Avec La débâcle, Zola choisit de déclencher des péripéties qui, dans le roman populaire, succèdent ordinairement à l’épisode du viol. Certes Silvine n’est pas précisément « violée » par Goliath Steinberg, comme on l’a vu, mais l’histoire qui découle de cette relation est tout à fait digne de Chaste et flétrie ! de Charles Mérouvel. Car Zola, qui cherche un « épisode romanesque[31] », place au coeur du désastre de Sedan une histoire de harcèlement et de chantage exercée par un suborneur sur une fille séduite. En effet, après avoir abandonné Silvine enceinte, Goliath, revenu au pays, sollicite à nouveau les faveurs de la jeune paysanne qui se refuse à lui. Il la menace alors d’enlever son enfant si elle ne lui ouvre pas sa couche :

« — Je suis le maître, je fais ce qui me plaît… Que décides-tu, voyons ? »

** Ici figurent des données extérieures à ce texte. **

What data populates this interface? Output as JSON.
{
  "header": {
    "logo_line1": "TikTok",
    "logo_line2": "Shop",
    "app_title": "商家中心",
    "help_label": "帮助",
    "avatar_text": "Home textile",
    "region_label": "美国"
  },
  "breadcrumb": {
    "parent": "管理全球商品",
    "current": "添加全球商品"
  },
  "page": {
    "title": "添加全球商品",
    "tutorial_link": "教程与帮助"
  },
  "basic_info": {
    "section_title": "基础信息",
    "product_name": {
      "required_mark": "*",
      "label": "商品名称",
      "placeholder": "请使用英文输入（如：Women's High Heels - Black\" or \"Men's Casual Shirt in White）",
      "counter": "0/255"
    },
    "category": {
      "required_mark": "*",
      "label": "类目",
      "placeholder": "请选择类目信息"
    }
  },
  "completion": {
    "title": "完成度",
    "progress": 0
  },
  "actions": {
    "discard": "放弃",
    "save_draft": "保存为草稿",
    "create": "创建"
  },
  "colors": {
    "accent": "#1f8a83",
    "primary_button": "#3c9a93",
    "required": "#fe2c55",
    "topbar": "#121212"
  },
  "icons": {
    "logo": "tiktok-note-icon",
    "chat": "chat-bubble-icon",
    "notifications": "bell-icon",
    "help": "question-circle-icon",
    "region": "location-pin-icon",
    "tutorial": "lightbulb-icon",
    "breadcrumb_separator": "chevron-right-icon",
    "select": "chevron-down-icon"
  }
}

Mais elle ne répondait pas, elle serrait l’enfant plus fort, comme si elle eût craint qu’on ne le lui arrachât tout de suite ; et, dans ses yeux, montait une exécration épouvantée.

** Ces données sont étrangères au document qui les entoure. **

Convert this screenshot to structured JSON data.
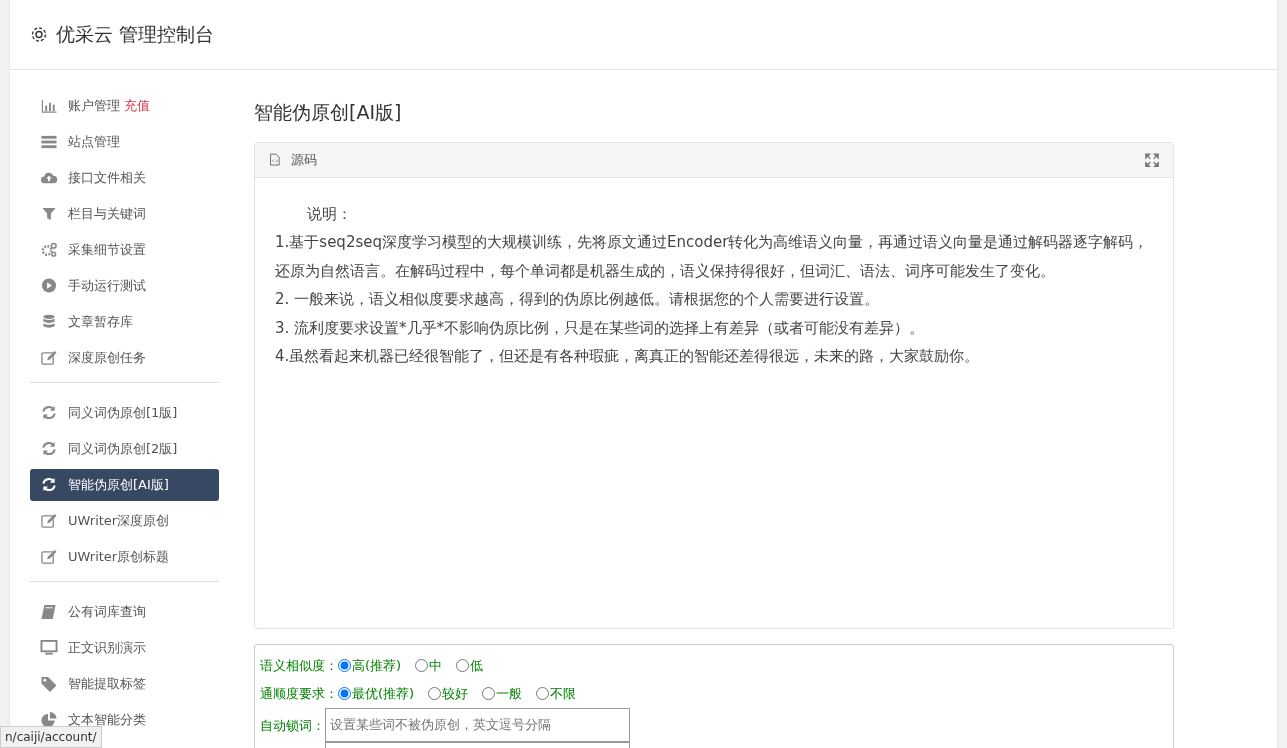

« C’est bon, je t’accorde trois jours pour réfléchir […]. Tu laisseras ouverte la fenêtre de ta chambre, qui donne sur le verger […]. Si lundi soir, à sept heures, je ne trouve pas ouverte la fenêtre, je fais, le lendemain arrêter tout le monde, et je reviens prendre le petit… »

LRM, La débâcle, t. v, p. 827

Pour résister à cet homme sans scrupule, qui est « son péché et sa damnation » (LRM, La débâcle, t. v, p. 828), la douce Silvine se métamorphose alors, selon le désir de Zola, en « héroïque[32] » [sic]. Elle se venge et venge la France en dénonçant le traître Goliath aux francs-tireurs. Il sera saigné tel un cochon, la tête au-dessus d’un baquet, sous les yeux de Silvine et de son fils, « éclaboussé par le sang de son père » (LRM, La débâcle, t. v, p. 835). La « commune histoire » de cette paysanne séduite, abandonnée et fille-mère, est en somme montée en épingle pour motiver une épouvantable scène de vengeance et de crime. La banalité naturaliste du viol fabrique en définitive une violence paroxystique, certes justifiée par la guerre, mais qui fait des malheurs de Silvine Morange le parfait scénario de mélodrame que Zola recherchait.

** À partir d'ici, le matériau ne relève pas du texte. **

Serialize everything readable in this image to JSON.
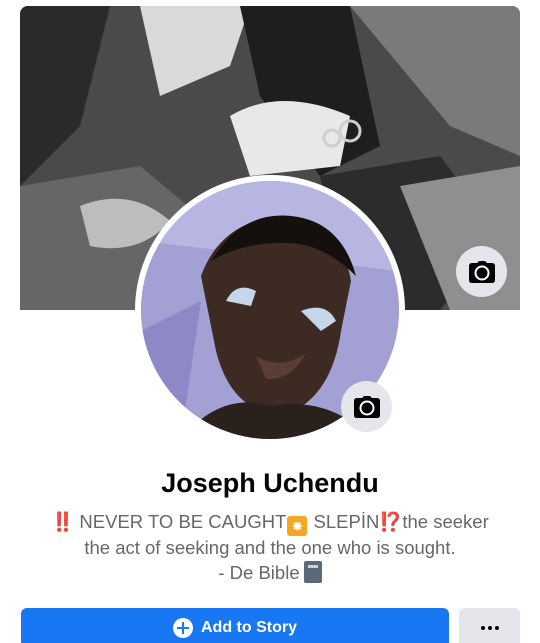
{
  "profile": {
    "name": "Joseph Uchendu",
    "bio": {
      "line1_bang": "‼️",
      "line1_text_a": " NEVER TO BE CAUGHT",
      "line1_burst": "✸",
      "line1_text_b": " SLEPİN",
      "line1_interrobang": "⁉️",
      "line1_text_c": "the seeker",
      "line2": "the act of seeking and the one who is sought.",
      "line3": "- De Bible"
    }
  },
  "icons": {
    "cover_camera": "camera-icon",
    "avatar_camera": "camera-icon",
    "add_story": "plus-circle-icon",
    "more": "ellipsis-icon",
    "bio_book": "notebook-icon"
  },
  "actions": {
    "add_story_label": "Add to Story"
  },
  "colors": {
    "primary": "#1877f2",
    "secondary_button": "#e4e6eb",
    "name_text": "#050505",
    "bio_text": "#65676b"
  }
}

Soustraire le viol à la littérature et à la littératie (comme pratique sociale de l’écrit modelée par les institutions), aux mots qui le racontent, le disent et le commentent dans les textes des romans comme dans ceux des journaux et des procès et, cependant, ne pas le soustraire au réel : tel paraît être le difficile pari du naturalisme. Il en résulte des récits de viols ordinaires, classés sans suite, oubliés de l’histoire, des bruits qui courent noyés dans les bavardages, et un discours dominant physiologique qui sème le trouble sur l’idée même de viol. Le défi est néanmoins redoutable, comme l’illustre l’évolution du cycle de Zola. Pour cet auteur, qui est à la fois le plus hostile et le plus sensible aux fabrications de la littérature et de la littératie de son temps, la censure ne tient qu’un temps : la fin des Rougon-Macquart multiplie les tentatives, abouties ou non, d’enromancement du viol, qui, d’abord relégué comme simple paramètre naturaliste, est reformulé comme scandale et trauma. Par là, non seulement une autre écriture se libère mais, également, une vérité du viol, autre que naturaliste, cherche à se dire, non comme banale fatalité physiologique, mais comme malheur.